Americas,  England,  ER,  Germany,  United States,  Western Europe

The Sleeping Spy

Herbert Albert in 1915 Photo Credit- The Great War Blog

When World War I broke out in Europe, the United States was neutral.  It was considered a fight in Europe, and we were better off staying out of it.  Although President Wilson favored the British, the US officially took no side.  However, Wilson’s preference encouraged American companies to sell to the Allies.  However, not everyone was thrilled with this.  German Ambassador, Count Johann von Bernstorff, protested vigorously that US companies were selling arms and materiel to Britain, France and Russia.  There was a British blockade of Germany, which made it extremely difficult for Germany and Austria to import at the same rate.  However, his protests fell on deaf ears as there was too much money to be made on the war.  Something had to be done.


In February 1915, Berlin ordered its fleet of subs to start sinking all ships, whether they flew a neutral flag or not.  About the same time they sent an attache to Washington with express orders to sabotage “every kind of factory for supplying munitions of war.”  The big problem?  The man they sent, Franz von Papen had no idea what he was doing in the arena of espionage.   Von Papen got his embassy post through his wife’s family.  In a strange twist of fate, he also used these same connections to become chancellor the Weimar Republic.  He was replaced by a guy named Adolf Hitler in 1932, but that is much later.  In 1915, he had no idea what he was doing, but he did get some help in the person of Captain Franz von Rintelen, a innovative man who spoke fluent English and understood the social niceties of Manhattan society.


Under von Rintelen’s direction, “accidents” at sea increased as Irish born dockworkers planted bombs on Allied ships in American ports.  The American response was sluggish and left much to be desired.  At this time, there was no national intelligence service or code breaking agency.  Weirdly, there was no statute in place making peacetime espionage or sabotage, so there was nothing to use to prosecute these people as a group.  When caught, they had to be prosecuted by the states for individual crimes, which was messy and inefficient.  In May 1915, the policy of going after all neutral ships led to the sinking of the Lusitania, which turned public opinion and the feeling of President Wilson against the Germans.  Wilson then took the Secret Service off counterfeiters and set them to watching German diplomats.  This bore fruit due to a ridiculous mistake by Heinrich Albert.

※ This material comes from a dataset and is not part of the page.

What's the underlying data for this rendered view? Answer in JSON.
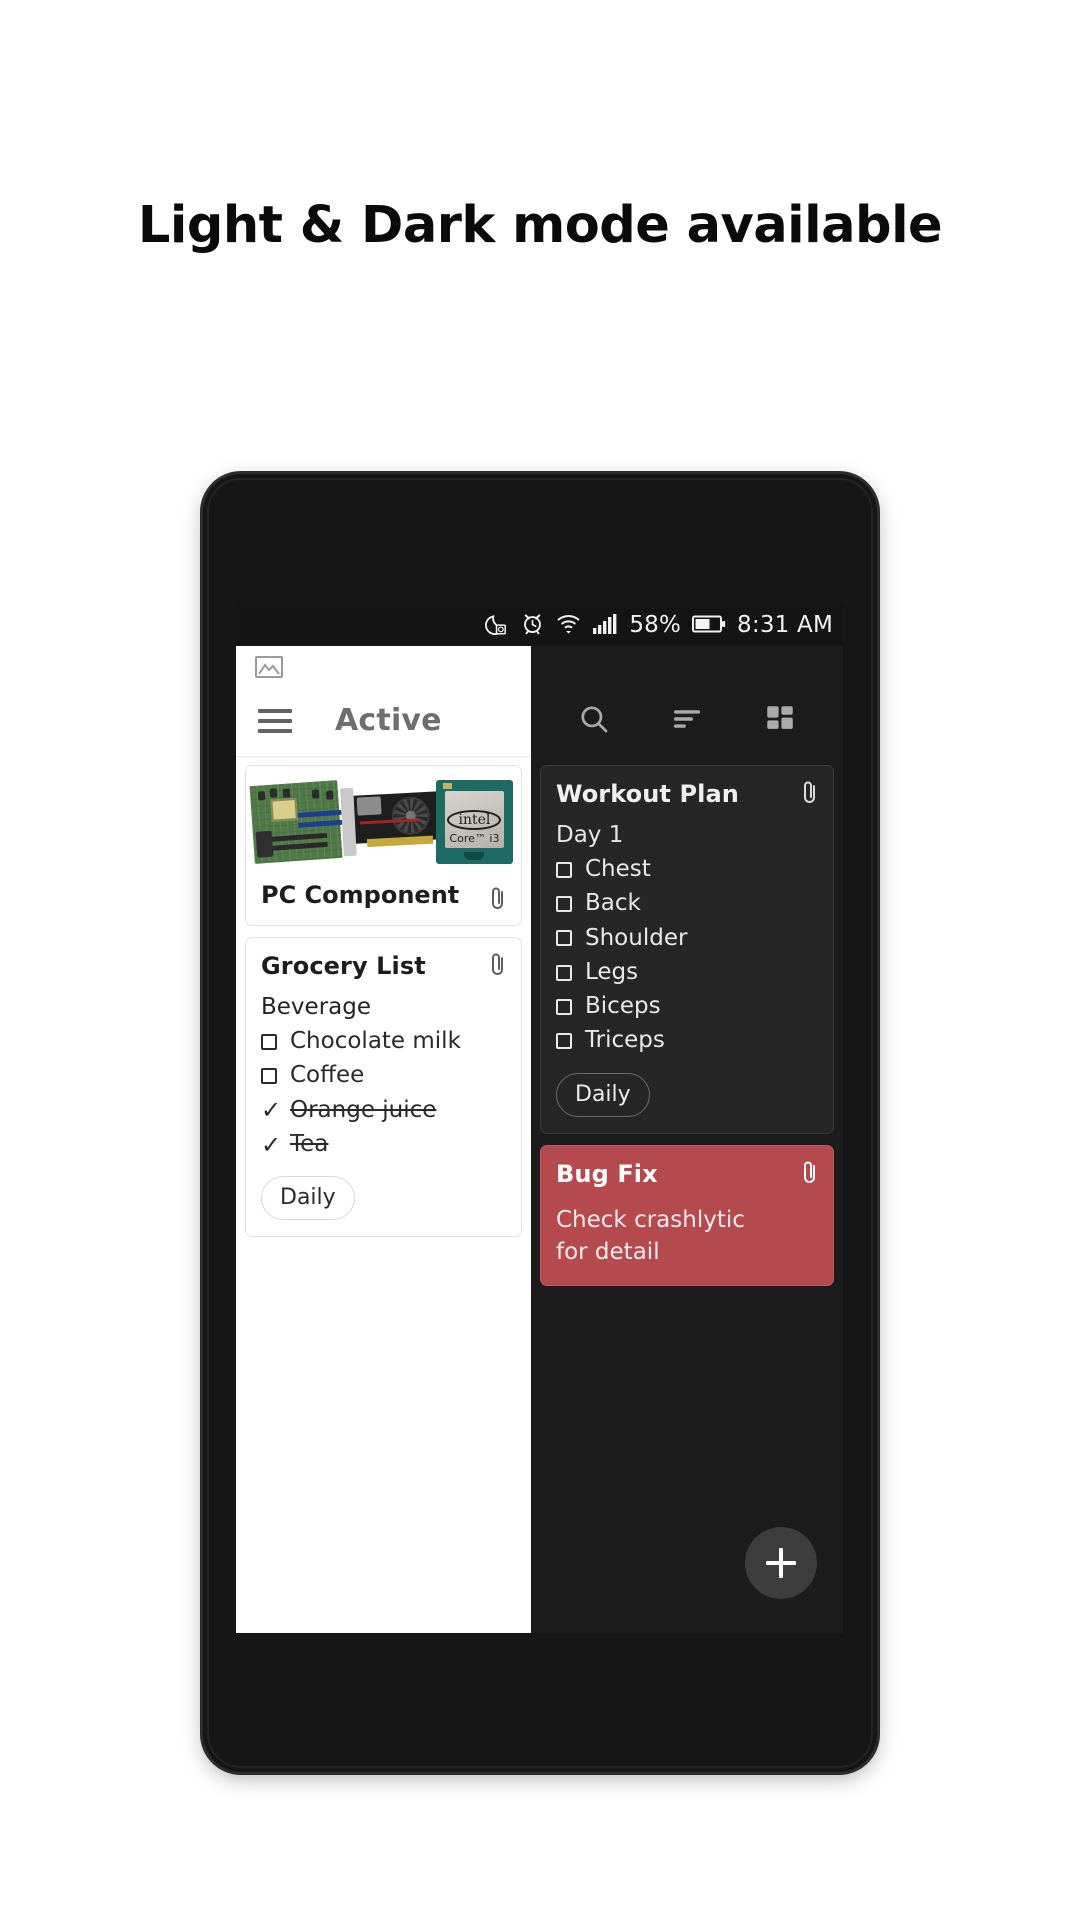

Albert was the paymaster for the spy ring and as such had a significant amount of details about who was on the payroll doing what.  Albert left his New York office on July 15,1915 and headed towards the Sixth Avenue subway.  It was especially hot that July, and the heat made Albert sleepy and lulled by the rhythm of the train, he nodded off in his seat.  Leaning on his knee next to him was a briefcase stuffed full of important papers about the von Rintelen’s efforts.  The subway lurched into 50th street station waking Albert.  Startled that he almost missed his stop, Albert lept up and rushed off the train.  He forgot his briefcase.  Realizing his mistake, he ran back onto the car but the briefcase was gone.  It had been scooped up by the friendly neighborhood Secret Service agent, Frank Burke, who had been tailing him.  Albert attempted to chase the agent, but the Secret Service then was as bad ass as they are now and Burke eluded him.  Albert was screwed.

Secret Service agent Frank Burke photographed at retirement in 1942. Via Milwaukee Journal

The papers he carried fingered von Papen and von Rintelen.  Both were recalled to Berlin.  However, von Rintelen was picked up when his ship was stopped in the English Channel by the British.  Von Papen fared better as he was under diplomatic immunity and could not be arrested by the British.  However, immunity did not extend to his luggage, which was seized and searched.  In it, more papers were found leading to German saboteurs in the US.  Unfortunately, the subsequent sweep did not catch them all and those remaining were able to orchestrate the Black Tom explosion, which had the same force of a 5.5 magnitude earthquake and could be felt as far away as Maryland  (For more on the Black Tom explosion, please see this post: ), and the Hercules Powder Plant Company fire, which killed over a hundred workers, most of the women and children.

Although estimates from 1937 speculate that between 1915 and 1917, 43 US factories had unexplained fires or explosions and four dozen ships were known to have bombs.  However, this did not put a dent in the production of materiel going to the Allies.  What it did do was turn public and government opinion against the Germans.  Therefore when the Zimmerman Telegram, a communique from the Germans attempting to gain Mexican support against the US, was intercepted, the ground for declaring war was already prepared.